Here’s a tiresome topic that we never seem to get tired of:
I just got done going through your Big CI Book. I found it incredibly useful as my Spanish department is getting to make “the shift” to CI/IPA. We are still working through our many questions and strategies for our big move for next year.
I am fully on board that CI is the way to go for authentic acquisition of the language, but at what point does language structure and grammar come in to play? I am sure that many students leave CI programs speaking, writing and communicating beautifully. What happens to those kids when they get to college Spanish and are expected to know grammar terms and uses? Many college placement tests are grammar driven. Do you have any data to support the CI cause for Spanish college students?
The short answer is that, in my view, we must do what we think is best and what is right for the kids. So many kids aren’t privileged to attend college – they just want something or someone to tell them they are good at something before they set out on a lifetime of minimum wage jobs. We can do that.

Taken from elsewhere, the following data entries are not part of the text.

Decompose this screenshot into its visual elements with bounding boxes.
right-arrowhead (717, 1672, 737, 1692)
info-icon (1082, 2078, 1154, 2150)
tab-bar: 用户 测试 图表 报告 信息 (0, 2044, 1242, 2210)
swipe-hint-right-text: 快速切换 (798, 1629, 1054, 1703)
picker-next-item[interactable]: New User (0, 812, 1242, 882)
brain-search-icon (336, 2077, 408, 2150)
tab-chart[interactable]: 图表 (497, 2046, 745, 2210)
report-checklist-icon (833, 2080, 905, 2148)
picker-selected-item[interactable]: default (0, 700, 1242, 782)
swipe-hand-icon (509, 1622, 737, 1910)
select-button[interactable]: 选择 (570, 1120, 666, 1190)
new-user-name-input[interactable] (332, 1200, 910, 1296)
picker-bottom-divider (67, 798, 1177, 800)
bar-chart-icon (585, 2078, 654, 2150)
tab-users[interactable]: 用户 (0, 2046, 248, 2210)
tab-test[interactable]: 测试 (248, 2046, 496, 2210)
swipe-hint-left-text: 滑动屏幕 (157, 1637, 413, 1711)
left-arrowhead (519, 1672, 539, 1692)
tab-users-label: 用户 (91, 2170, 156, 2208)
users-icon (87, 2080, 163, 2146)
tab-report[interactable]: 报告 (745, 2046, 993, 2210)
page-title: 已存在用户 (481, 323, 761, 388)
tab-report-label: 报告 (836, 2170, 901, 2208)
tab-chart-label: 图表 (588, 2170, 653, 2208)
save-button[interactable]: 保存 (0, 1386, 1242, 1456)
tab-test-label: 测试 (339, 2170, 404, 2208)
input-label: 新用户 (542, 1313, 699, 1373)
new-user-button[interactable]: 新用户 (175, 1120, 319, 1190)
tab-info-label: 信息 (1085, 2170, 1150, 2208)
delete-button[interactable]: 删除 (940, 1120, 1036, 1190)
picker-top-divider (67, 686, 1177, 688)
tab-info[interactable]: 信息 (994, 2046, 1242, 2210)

But there are other ways to answer this question. My experience after 24 years teaching AP French Lang and Lit and now 15 using CI (not TPRS since I have broken with those people) is that the college bound kids can meet the grammar demands in college w little effort. I just stop stories in Feb. of their senior year and teach for college and they are fine. But when they learn the grammar in this way, it is authentically, because they already know it (read: didn’t memorize for tests, actually know the language). It does make sense, doesn’t it, to only learn the grammatical aspects of a language after one actually knows the language?
I would ask, at what point will the university people ever be able to see the truth about their instruction? How long can you use a PhD to hide from the research about how people in fact learn languages?